If you’re a regular reader of this blog, you may have noticed that I tend to be delighted by words. My friend Thom is probably the only person I know even more delighted by them; Thom, you see, is a linguist. I remember when I first came to church I was confused by the fact that I would sit next to him and he’d be taking notes in a different language each week just to practice.
Last week we came to be having a conversation about the way that language shapes culture and he brought up a very interesting fact: There is no Hebrew word for coincidence. Sure, in modern Hewbrew you could use mikre or mazal, but neither mean exactly that, nor are they found in the Torah. Why have a word for a concept that isn’t only alien to your culture but simply does not exist?
In Hebrew culture they believed instead in, Hashgacha Pratis, Divine providence or personal intervention. It was the Jewish belief that while the whole world was subject to general intervention of God to sustain His creation, He paid special personal attention to the lives of the children of Israel because they were children of His promise; the only condition was that they recognised Him as sovereign.
We are the children of His promise by the fact that we believe in Him. It follows that, if Hashgacha Pratis is correct, it is part of the way life works for those in Christ. While the rest of creation may be at the mercy of the slings and arrows of outrageous fortune, we have someone acting on our behalf through it all.

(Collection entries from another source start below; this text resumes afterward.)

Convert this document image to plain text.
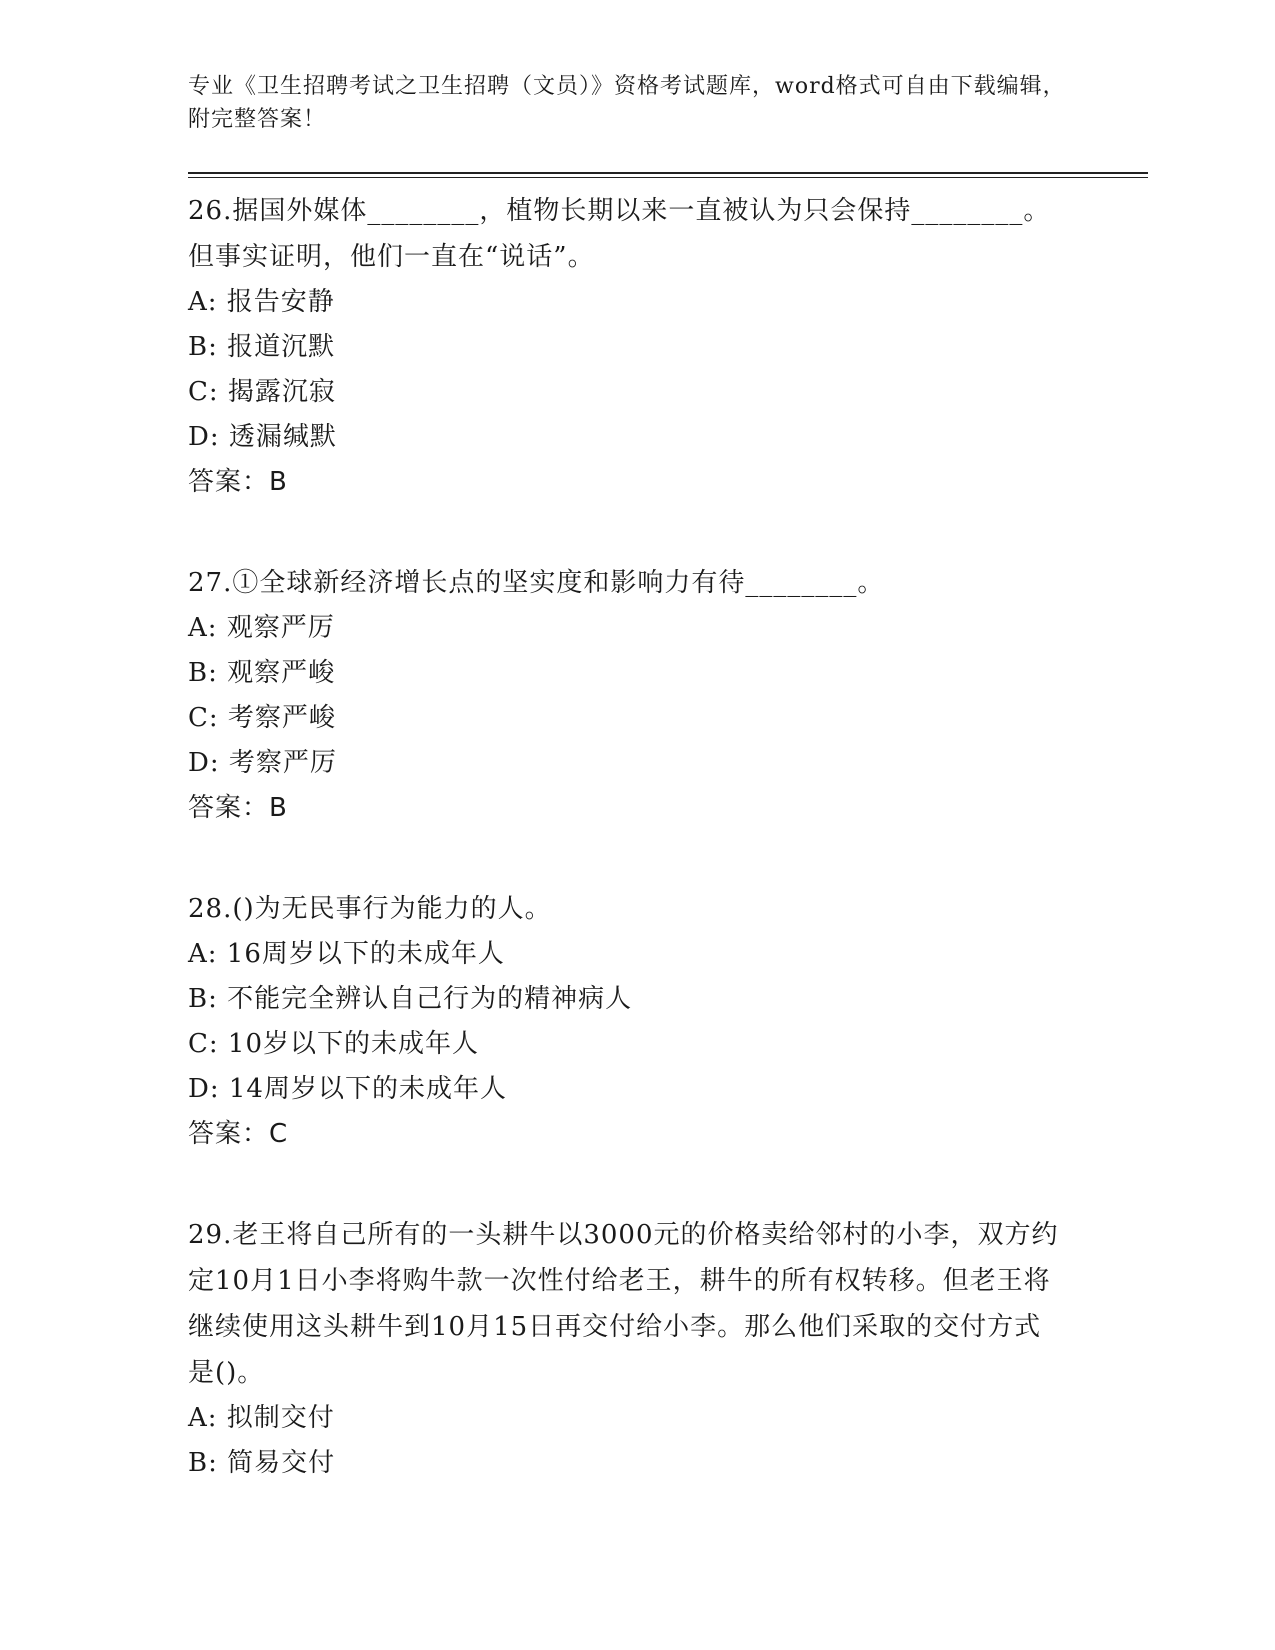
专业《卫生招聘考试之卫生招聘（文员）》资格考试题库，word格式可自由下载编辑，附完整答案！

26.据国外媒体________，植物长期以来一直被认为只会保持________。但事实证明，他们一直在“说话”。

A: 报告安静

B: 报道沉默

C: 揭露沉寂

D: 透漏缄默

答案：B

27.①全球新经济增长点的坚实度和影响力有待________。

A: 观察严厉

B: 观察严峻

C: 考察严峻

D: 考察严厉

答案：B

28.()为无民事行为能力的人。

A: 16周岁以下的未成年人

B: 不能完全辨认自己行为的精神病人

C: 10岁以下的未成年人

D: 14周岁以下的未成年人

答案：C

29.老王将自己所有的一头耕牛以3000元的价格卖给邻村的小李，双方约定10月1日小李将购牛款一次性付给老王，耕牛的所有权转移。但老王将继续使用这头耕牛到10月15日再交付给小李。那么他们采取的交付方式是()。

A: 拟制交付

B: 简易交付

This does not take us out of the world, but it does mean that we are no longer of it. Someone far more powerful than we could ever imagine has our back. He is active in the minutiae as much as in the major. The Psalmist David had a great view on this when he penned Psalm 139.
O Lord, you have searched me and known me!
You know when I sit down and when I rise up;
you discern my thoughts from afar.
You search out my path and my lying down
and are acquainted with all my ways.
Even before a word is on my tongue,
behold, O Lord, you know it altogether.
You hem me in, behind and before,
and lay your hand upon me.
I was thinking about this on Saturday when I made a find on the dusty shelves of a used book store. For years I have wanted an original Penguin copy of A Farewell To Arms; it was the first fiction book they ever published and the first book to carry the iconic orange and white cover design.
I have looked in used book stores around Europe, determined to one day own a copy. On Saturday, whiling away some time at a local book shop, I found a copy nestling away on a shelf; it cost a mere £1.50. I smiled at the thought that God Himself was smiling on me and in some minor way orchestrating a little moment of delight.
Me finding that book is really of no major significance. The world will not be a better place because I own it, I will not be more or less able to serve people because of it, and it isn’t a Christian book. Its sole purpose could seem to be nothing but vapor, a random coincidence, but then I think of that ancient concept of Hashgacha Pratis and wonder if it is not His doing?
In giving us those small moments of delight not only are we reminded of a God who likes to give good gifts to His children for no other reason than love, but we are also reminded of a God who remains faithful always to His promises; we’re reminded of the fact that He is always working things, both big and small, together for our good.